Jabbes et al. (2011) revealed that, on the basis of the ISSR primers used, 7 to 21 polymorphic fragments were pragmatic, with an average of 12 fragments, which correlates with our results with the same primers used in this study. The presence of heterologous genomes was reflected by the accessibility of a comparatively high number of polymorphic ISSR markers (Jabbes et al. 2011). The results of Sadeghi and Cheghanirza (2012) demonstrated that ISSR analysis can be used not only to study the high diversity among cultivars but also to study polymorphisms. Additionally, they confirmed that ISSR techniques are advantageous for studying genetic diversity and are robust methods for characterizing plant genomes. ISSR analysis has been extensively used to determine genetic diversity in important crops and fruits and for biodiversity conservation. Furthermore, ISSRs can be used to evaluate relationships at the interspecific level (Huang and Sun 2000). Hao et al. (2002) provided a clear picture of the relationships among closely related congeneric species. Jabbes et al. (2011) reported that the diversity between accessions is always greater than the diversity within accessions.

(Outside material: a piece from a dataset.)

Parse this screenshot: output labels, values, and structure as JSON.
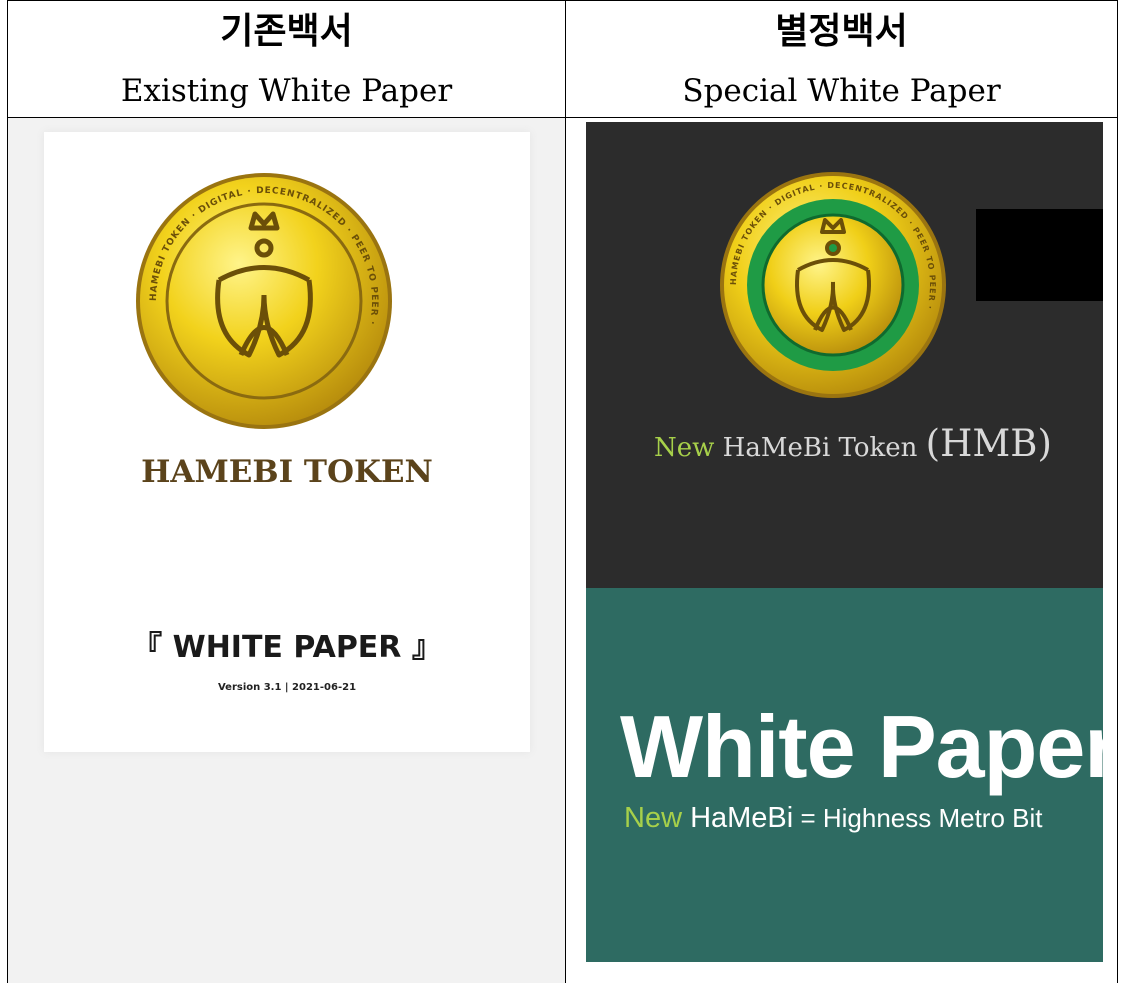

The discriminative ability of each marker was evaluated by the diversity index value. A higher diversity index indicates more marker information (Kandasamy et al. 2013). The authors concluded that the ISSR marker system was highly informative and efficient for observing the genetic diversity of flowering plants via analytical methods. A total of 99.47% of the bands obtained in the Mukherjee et al. (2013) study were polymorphic. Nagaoka and Ogihara (1997) reported that ISSR primers produce reliable and reproducible bands.